Vivimos en una sociedad donde sólo la mentira, la consigna, lo políticamente correcto puede pregonarse públicamente. Pocas veces la cruda verdad. ¿Por qué se difunden con tanta facilidad las ideas más absurdas? ¿Por qué casi todo el mundo acaba pensando de la misma manera, como si de clones se tratase? ¿Que impulsa a intelectuales e informadores, ésos que tienen la obligación moral de actuar como conciencia crítica de la sociedad, a autocensurarse de forma tan vergonzante? 

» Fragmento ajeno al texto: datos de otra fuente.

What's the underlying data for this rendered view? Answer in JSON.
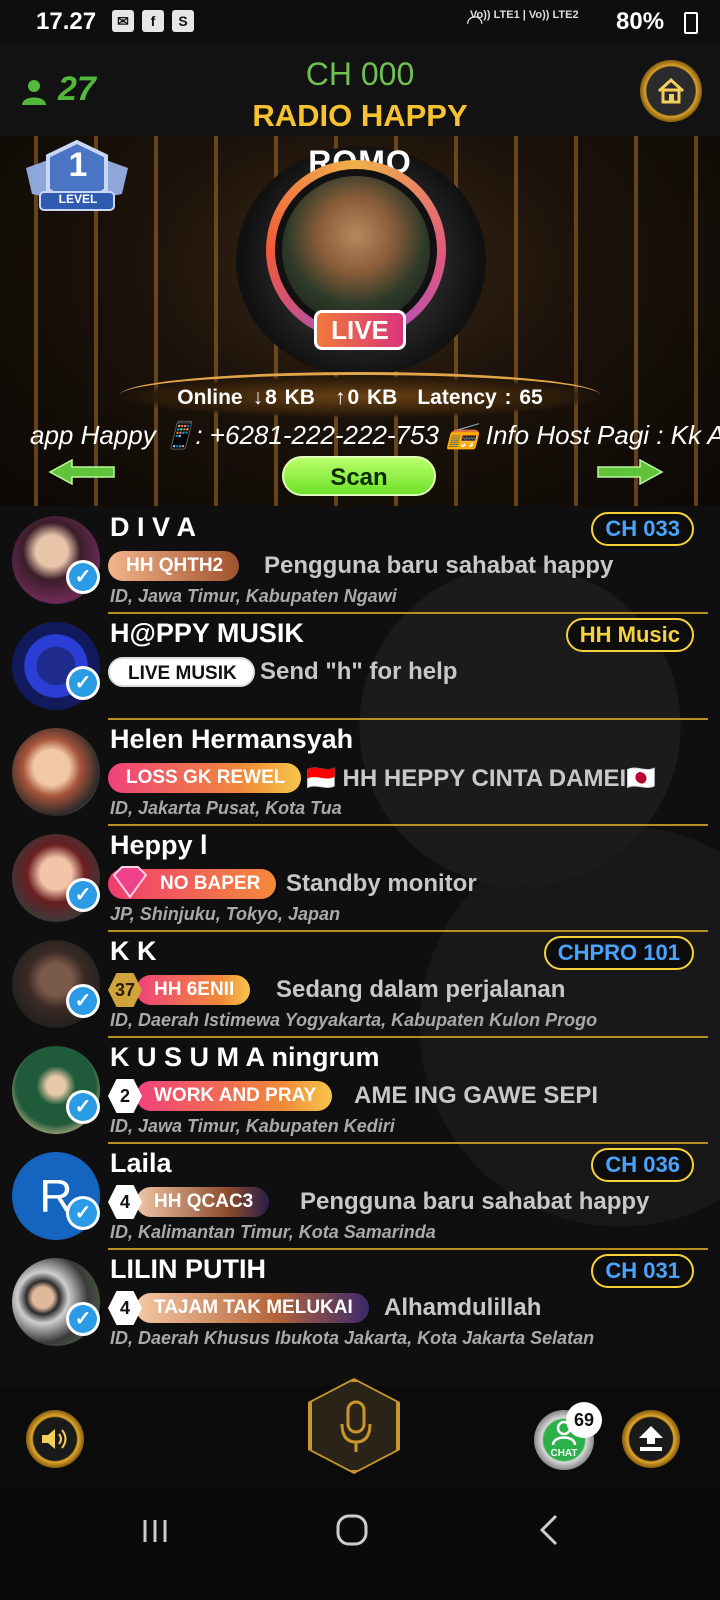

¿Qué mecanismo mantiene atadas y amordazadas a muchas mentes pensantes? La clave se encuentra en dos términos fundamentales: manipulación y miedo.

El ciudadano común no establece sus criterios sobre cualquier tema buscando toda la información disponible y procesándola exhaustivamente. Casi todo el mundo descarta este método por el elevado coste, esfuerzo y preparación que requiere. Por ello, a la hora de posicionarse ante cualquier asunto la gente suele recurrir a reglas heurísticas, procedimientos prácticos de carácter intuitivo, puros atajos capaces de alcanzar una conclusión con muy poca información. Una de las reglas heurísticas más interesantes es la que los latinos denominaron el Argumentum ad Populum, mientras los anglosajones se dieron el gusto de llamar Bandwagon Effect. Se trata de ese mecanismo que impulsa a muchas personas, gregarias por naturaleza, necesitadas de la aceptación del resto o, simplemente, perezosas para elaborar su propio criterio, a adherirse a lo que piensa la mayoría, a apuntarse al caballo ganador. Si los demás creen algo… alguna razón tendrán.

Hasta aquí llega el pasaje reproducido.